Dean and to lesser degrees Kerry and Clark supporters have parlayed the service into a valuable organizational tool, but not every candidate has attracted large numbers of backers via Meetup.

Currently, the only campaigns with a formal relationship with the service are Dean and Kerry’s. But the site hopes to have something official with the campaigns of the Rev. Al Sharpton and former Sen. Carol Moseley Braun (D-Ill.) very soon, said Meetup’s Vice President for Communications Myles Weissleder. Draft Wesley Clark also has an arrangement with Meetup.com, but Clark remains undeclared.

Anyone can start a Meetup group at no cost. However, the $2,500-a-month “Trippi Special” — named for the Dean campaign manager — allows campaigns to customize aspects of their candidates’ Meetup sites and add features offering supporters the option to give the campaign access to their e-mail addresses, among other benefits.

Although the Dean and Clark Washington, D.C., meet-ups drew healthy turnouts in early July, those for Democratic presidential aspirants Rep. Richard Gephardt (Mo.), Sen. John Edwards (N.C.) and Sen. Joe Lieberman (Conn.) were canceled throughout the country, meaning fewer than five individuals RSVPed, Weissleder said.

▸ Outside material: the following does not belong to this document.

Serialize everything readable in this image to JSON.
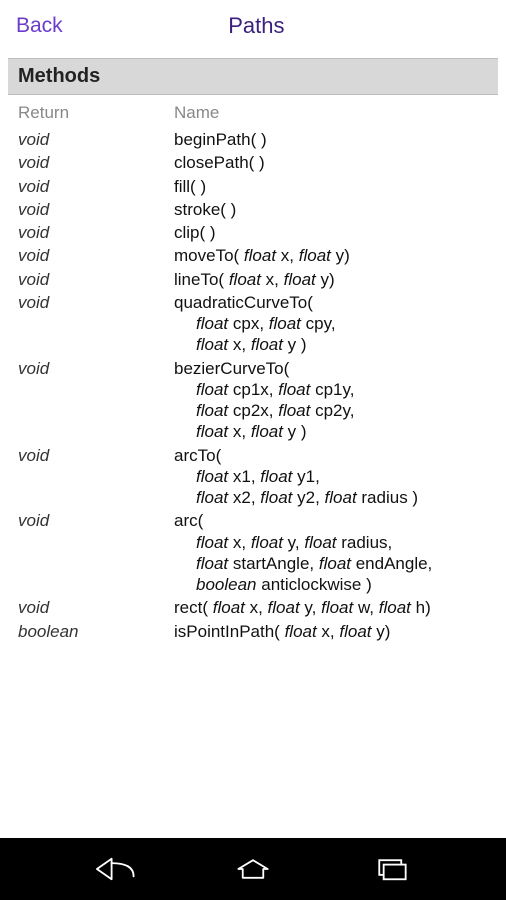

Turnout for Kerry — whose campaign just recently inked a deal with the service — is still to be determined because the campaign requested that the date for the Massachusetts Senator’s July meet-up be moved to the end of the month.

Cancellations can lead to embarrassing press for those candidates whose supporters fail to show.

After the Gephardt no-go last week, Fox News, Rush Limbaugh and the Drudge Report Web sites all posted items implying that the less-than-stellar turnout was related to Gephardt’s inability to rally supporters — which, in turn, prompted Meetup to issue a statement disavowing any official arrangement with the campaign.

The Gephardt campaign said it has no plans to formalize its relationship with the service.

“It wasn’t worth our money,” said spokeswoman Kim Molstre, adding that the fact that Meetup first tried to charge the campaign $10,000 a month for the added features before settling on the $2,500 figure did not inspire confidence.

A meet-up for President Bush last week at Hawk ‘n’ Dove showed nine confirmed attendees, although no recognizable group had materialized at the popular Capitol Hill hang-out as of 7:30 p.m., a full half hour after the event’s scheduled starting time.

Even so, Weissleder said, Bush would likely generate higher levels of support “if he started talking about it,” as does Dean, who seldom misses an opportunity to plug the site.

Dan Ronayne, a spokesman for Bush-Cheney ’04, said the campaign is focused on getting its Web site up and running and had no comment regarding plans to more actively utilize Meetup.com in the future.

“We are working on different calendars than some of the other campaigns,” Ronayne said.

Beyond the presidential contenders, the nonpartisan service appears to have hit more of a nerve among progressives and lefties than with the neoconservative, right-of-center contingent. Of the 15 “Top Topics in Politics & Activism” listed on the site, all but three are currently left-leaning groups.

“It’s easy to say at this point in time that the left has gravitated to our service a lot quicker than the right has,” conceded Weissleder, who noted the service has meet-ups for right-leaning types such as fans of conservative pundit Ann Coulter, gun rights and tax reform. And although Meetup.com — which currently has more than 440,000 members belonging to some 1,400 topic groups — is hardly a bellwether for the population at large, Weissleder maintains it is only a matter of time before the site will be used as a benchmark for broader national trends.

“Once we have a couple of million people in the system we can be used as a barometer,” he asserted.